/Mushrooms

Mushroom data analysis

Primary LanguageJupyter Notebook

Mushroom Classification Project

Overview

This project uses machine learning to classify mushrooms as either edible or poisonous based on their physical characteristics. The dataset used for this project is the Mushroom dataset, which contains various features of mushrooms, including their cap shape, cap surface, gill color, and more. The goal is to build a neural network that can accurately predict whether a mushroom is edible or poisonous.

Requirements

To run this project, you need the following dependencies:

  • Python 3.6+
  • PyTorch
  • pandas
  • scikit-learn

You can install the required packages using:

pip install torch pandas scikit-learn

Dataset

The dataset used is mushrooms.csv, which should be placed in the root directory of the project. Each row in the dataset represents a single mushroom, with various features and a class label indicating whether it is edible or poisonous.

Preprocessing

The categorical features in the dataset are encoded using LabelEncoder from scikit-learn.

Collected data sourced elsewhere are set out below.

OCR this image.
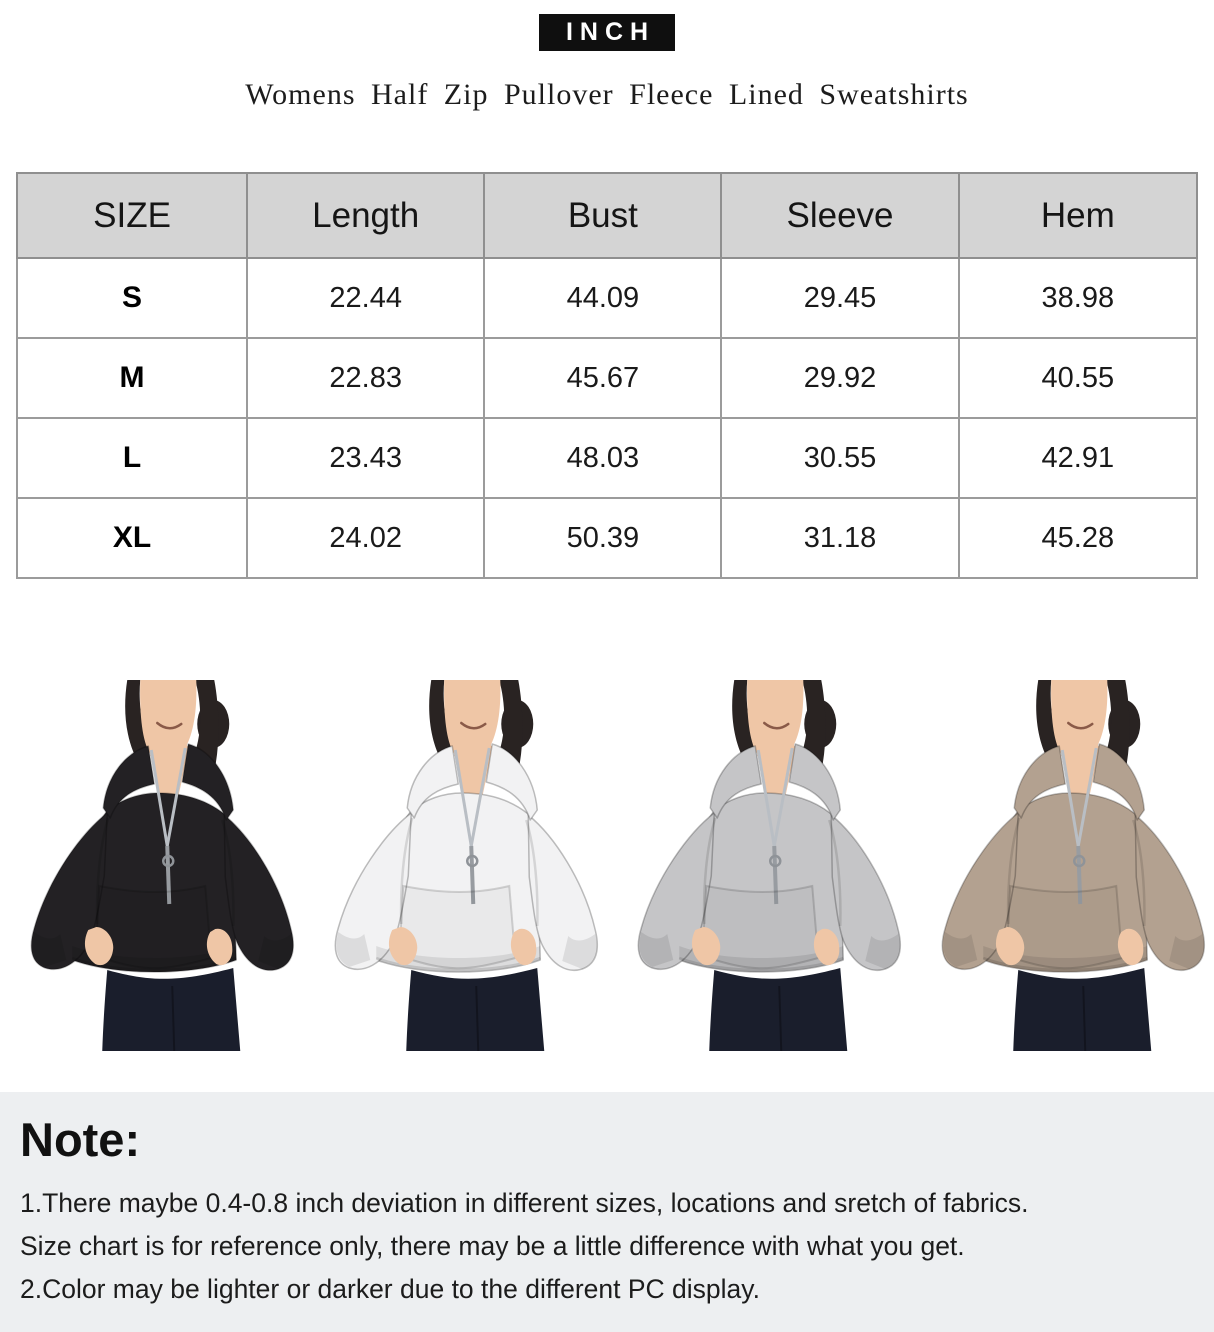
INCH
Womens Half Zip Pullover Fleece Lined Sweatshirts
SIZE	Length	Bust	Sleeve	Hem
S	22.44	44.09	29.45	38.98
M	22.83	45.67	29.92	40.55
L	23.43	48.03	30.55	42.91
XL	24.02	50.39	31.18	45.28
Note:
1.There maybe 0.4-0.8 inch deviation in different sizes, locations and sretch of fabrics.
Size chart is for reference only, there may be a little difference with what you get.
2.Color may be lighter or darker due to the different PC display.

The features (X) and labels (y) are then converted to PyTorch tensors.

Model Architecture

The model used is a simple feedforward neural network with the following architecture:

  • Input layer: Size equal to the number of features
  • Hidden layer: 16 neurons with ReLU activation
  • Output layer: 2 neurons (edible or poisonous) with softmax activation

Training

The model is trained using the following settings:

  • Loss function: CrossEntropyLoss
  • Optimizer: Adam
  • Learning rate: 0.001
  • Number of epochs: 50
  • Batch size: 32

During training, the model's weights are updated based on the loss computed between the predicted and actual labels. The training progress is printed out for each epoch.

Evaluation

After training, the model is evaluated on the test set to determine its accuracy. The accuracy is printed out as a percentage.